When you’re not making, what can we find you doing?
I’m working on some opportunities for community partnerships with my line, namely, a non-for-profit arm that could support some components of the production process for myself and other local small businesses. I’m very much in the early stages but the process is exciting and a big reason I wanted to start my company in the first place. I’m also about to make a bunch of picture frames for some artwork my friend recently made for me since my Dad just got me a great little router I want to try out. Always be making!
Is there another art form you’ve always wanted to dabble in?

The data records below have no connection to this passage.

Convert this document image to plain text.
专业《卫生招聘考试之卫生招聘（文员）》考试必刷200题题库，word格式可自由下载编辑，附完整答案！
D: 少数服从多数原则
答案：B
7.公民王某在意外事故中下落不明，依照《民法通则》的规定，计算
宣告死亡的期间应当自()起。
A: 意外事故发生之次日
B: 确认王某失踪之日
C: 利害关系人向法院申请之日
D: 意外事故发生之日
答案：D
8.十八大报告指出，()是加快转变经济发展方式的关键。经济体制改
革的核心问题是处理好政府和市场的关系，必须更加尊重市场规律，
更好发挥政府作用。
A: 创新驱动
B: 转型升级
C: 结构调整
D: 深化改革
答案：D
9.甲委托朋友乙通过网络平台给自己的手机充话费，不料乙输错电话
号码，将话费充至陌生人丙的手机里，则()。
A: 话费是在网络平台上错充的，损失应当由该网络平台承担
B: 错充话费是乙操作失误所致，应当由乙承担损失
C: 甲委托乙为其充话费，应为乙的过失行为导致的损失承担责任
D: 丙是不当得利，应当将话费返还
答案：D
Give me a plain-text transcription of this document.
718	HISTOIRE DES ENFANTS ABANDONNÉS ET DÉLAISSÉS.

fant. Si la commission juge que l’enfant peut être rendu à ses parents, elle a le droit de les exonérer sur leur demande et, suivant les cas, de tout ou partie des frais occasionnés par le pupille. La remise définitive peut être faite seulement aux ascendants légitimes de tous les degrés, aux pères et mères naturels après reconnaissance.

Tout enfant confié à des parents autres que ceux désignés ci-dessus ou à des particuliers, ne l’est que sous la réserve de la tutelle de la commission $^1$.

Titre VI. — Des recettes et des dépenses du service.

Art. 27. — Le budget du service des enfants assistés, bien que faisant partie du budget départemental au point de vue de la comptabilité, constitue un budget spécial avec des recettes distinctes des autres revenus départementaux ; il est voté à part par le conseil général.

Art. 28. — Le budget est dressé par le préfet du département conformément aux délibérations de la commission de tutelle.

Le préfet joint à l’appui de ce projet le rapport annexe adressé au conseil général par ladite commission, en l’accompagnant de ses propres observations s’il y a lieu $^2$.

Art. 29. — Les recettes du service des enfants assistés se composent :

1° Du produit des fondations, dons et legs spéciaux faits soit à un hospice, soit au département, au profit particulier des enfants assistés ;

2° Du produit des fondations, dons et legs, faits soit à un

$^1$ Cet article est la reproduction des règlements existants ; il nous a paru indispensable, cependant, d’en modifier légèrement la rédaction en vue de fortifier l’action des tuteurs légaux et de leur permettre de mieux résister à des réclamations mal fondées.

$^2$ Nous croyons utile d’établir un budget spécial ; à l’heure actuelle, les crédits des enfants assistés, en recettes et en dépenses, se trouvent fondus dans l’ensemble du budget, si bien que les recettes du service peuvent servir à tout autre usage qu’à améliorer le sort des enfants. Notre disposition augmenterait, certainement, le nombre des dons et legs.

I’d love to learn more about large-scale metal casting. There was a foundry where I went to college and it’s such a fascinating, old-school process. Maybe someday!
Why do you think shopping small is so important? What sets your handcrafted pieces apart from what someone can buy at a department store?
I love this question! The first piece of nice jewelry I ever bought from myself was a mother of pearl corn maiden pendant carved by Zuni fetish carver Stuart Quandelacey in Sedona, AZ. The back is signed with his full name. This made a big impact on the way I viewed the idea of purchasing handmade work, just that simple signature. I love knowing the story of an artist or maker and that I have a little piece of that story. Its the narrative behind the handmade objects, clothing and accessories we find in smaller, more thoughtfully curated shops that creates the contrast against more disposable, fast-fashion purchases. I find that the people who are attracted to my work are interested in following and interacting with my business’ growth. It’s really such an empowering time to be a small business owner, with all the social media platforms and modes of sharing content. The world could stand a lot more thoughtfulness and less waste in most respects so I think the increasing popularity of the shop small movement is an encouraging sea change.
What’s your favorite place to grab a cup of coffee in New York?
I usually just french-press it at home but when I have computer work and need to get out of the house I head to Outpost in Clinton Hill. They have a great little backyard and serve wine as well so I just have friends meet me in the evening. It’s a good one stop spot!